I've span port switch and capture the traffic on katran interface. It look like some packets are big length and have to retransmission. The problem is miss config MTU?

nikhildl12 · Answer 2 · Fri Dec 10 2021 02:10:07 GMT+0800 (China Standard Time)

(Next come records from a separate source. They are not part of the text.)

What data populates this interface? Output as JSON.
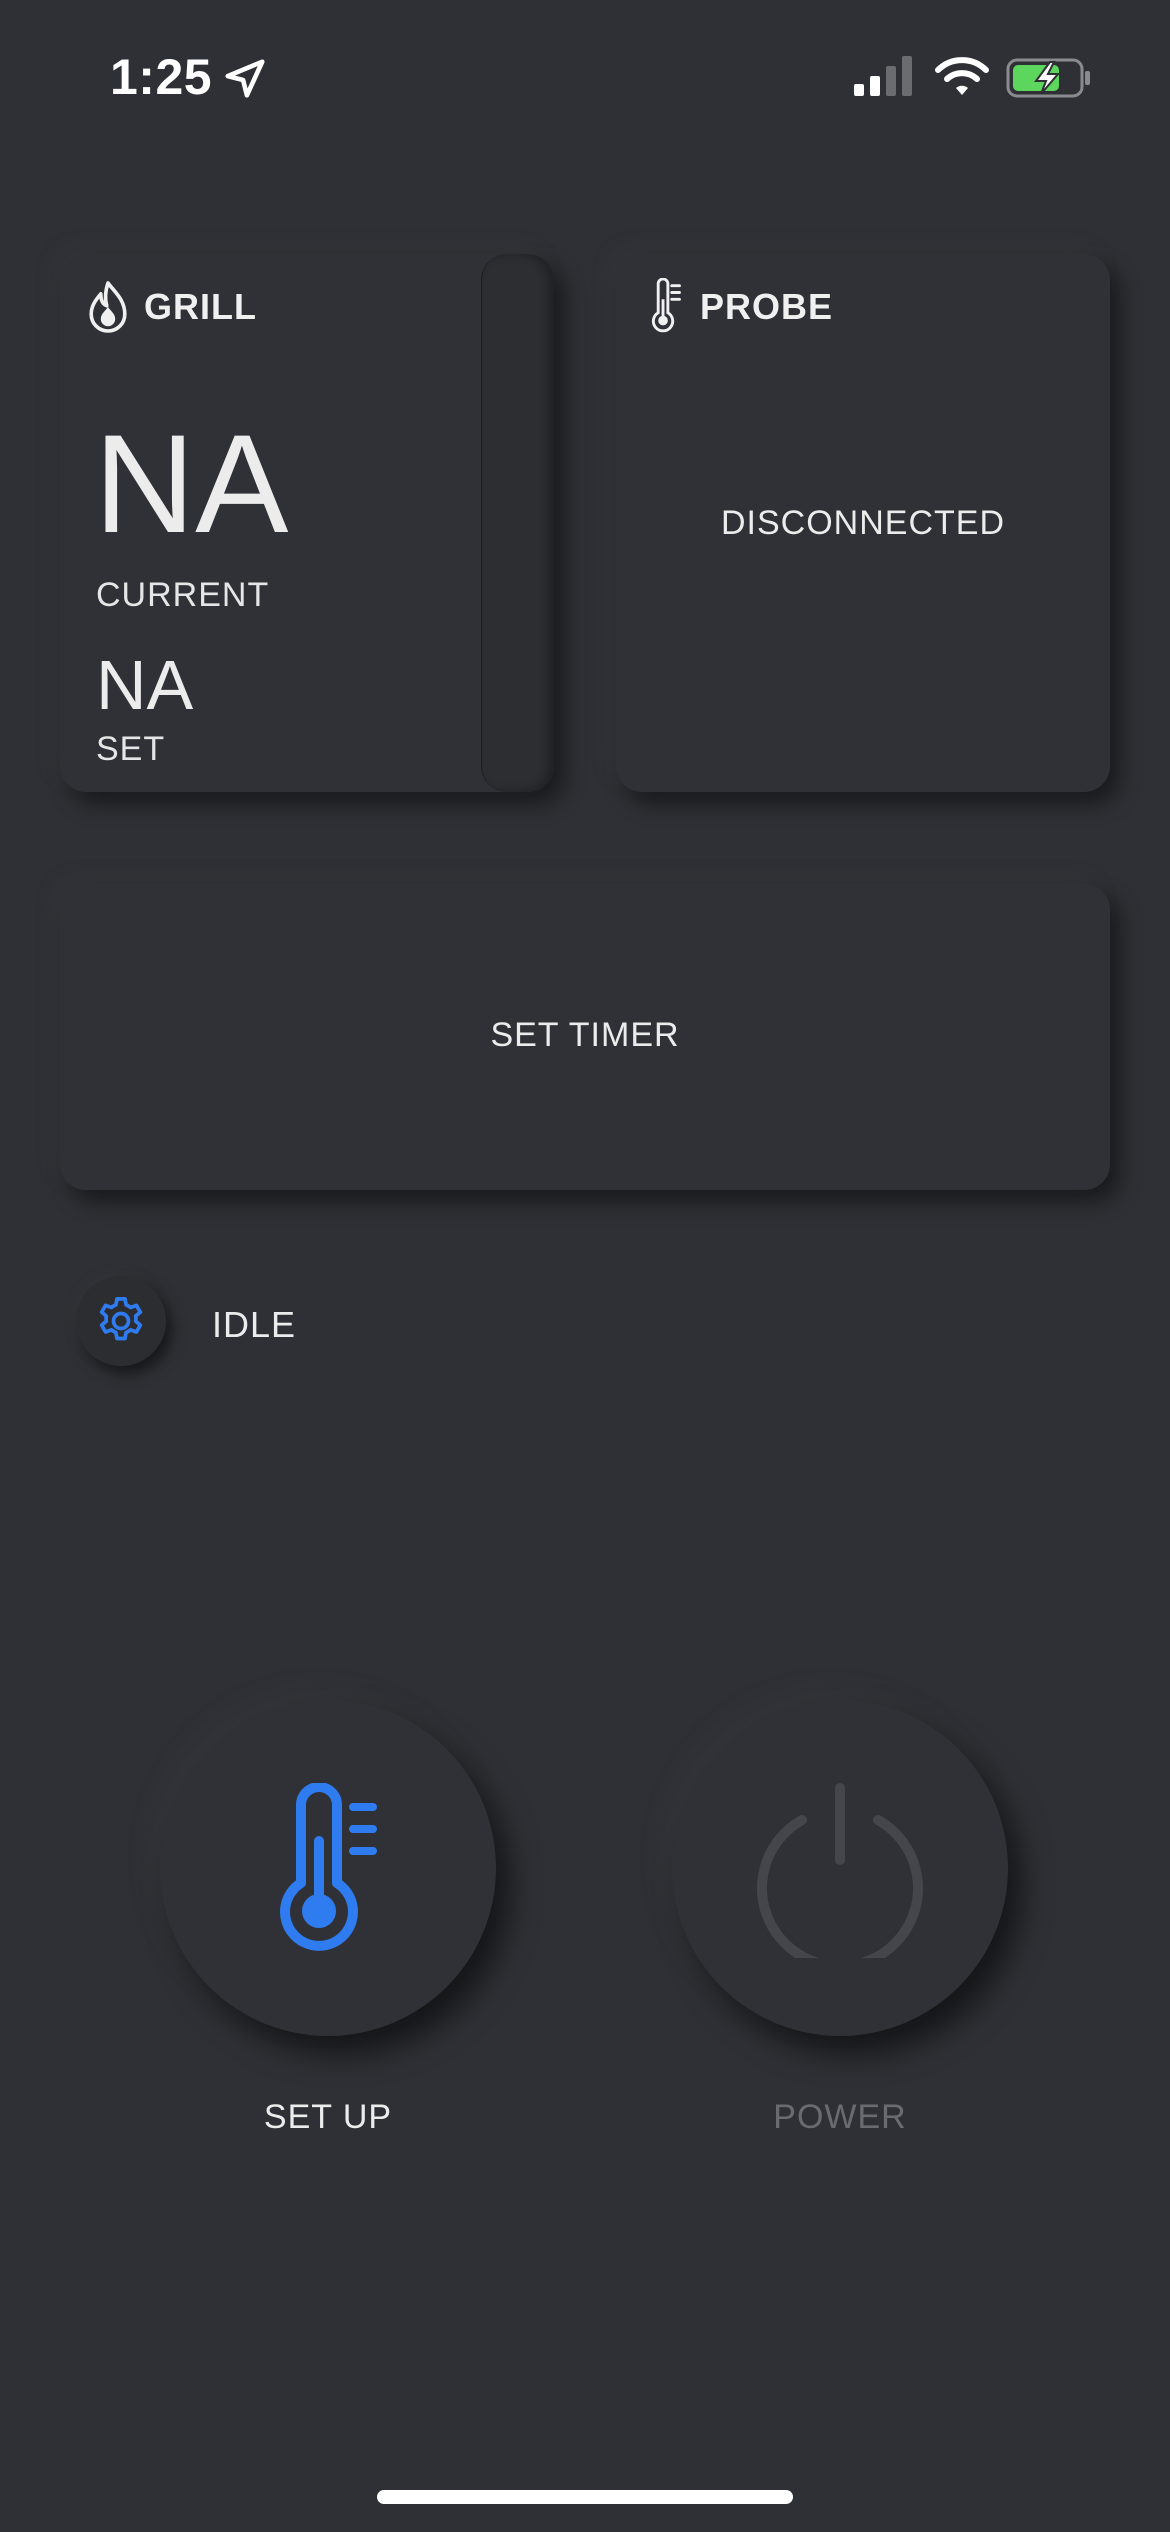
{
  "status_bar": {
    "time": "1:25",
    "icons": [
      "location-arrow-icon",
      "cellular-signal-icon",
      "wifi-icon",
      "battery-charging-icon"
    ]
  },
  "grill_card": {
    "title": "GRILL",
    "icon": "flame-icon",
    "current_value": "NA",
    "current_label": "CURRENT",
    "set_value": "NA",
    "set_label": "SET"
  },
  "probe_card": {
    "title": "PROBE",
    "icon": "thermometer-icon",
    "status": "DISCONNECTED"
  },
  "timer_card": {
    "label": "SET TIMER"
  },
  "state_row": {
    "icon": "gear-icon",
    "status": "IDLE"
  },
  "controls": {
    "setup_label": "SET UP",
    "setup_icon": "thermometer-icon",
    "power_label": "POWER",
    "power_icon": "power-icon"
  },
  "colors": {
    "background": "#2f3035",
    "accent": "#2f7cf0",
    "disabled": "#45464b",
    "battery_fill": "#5cd65c"
  }
}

@bienkma: what is the packet size used in the test?
Also do you see the xdp drop counter going up on the katran host using:

ethtool -S <interface> | grep rx_xdp_drop

bienkma · Answer 3 · Fri Dec 10 2021 10:35:29 GMT+0800 (China Standard Time)

@nikhildl12
There was not testing environment that's real request from my clients. Some times we captured TCP packet segment with length 8000 and jumbo frames in the switch device.
There did not have the rx_xdp_drop option. This was out put the command when I tried to get somethings dropped in the katran interface:

ethtool -S eno1 | grep drop
     rx_dropped: 0
     tx_dropped: 0
     port.rx_dropped: 0
     port.tx_dropped_link_down: 0

bienkma · Answer 4 · Fri Dec 10 2021 21:03:11 GMT+0800 (China Standard Time)

Look like this issue #82

bienkma · Answer 5 · Sat Dec 11 2021 23:22:14 GMT+0800 (China Standard Time)

The problem is solved. I added mss 1400 option on haproxy (LB layer7).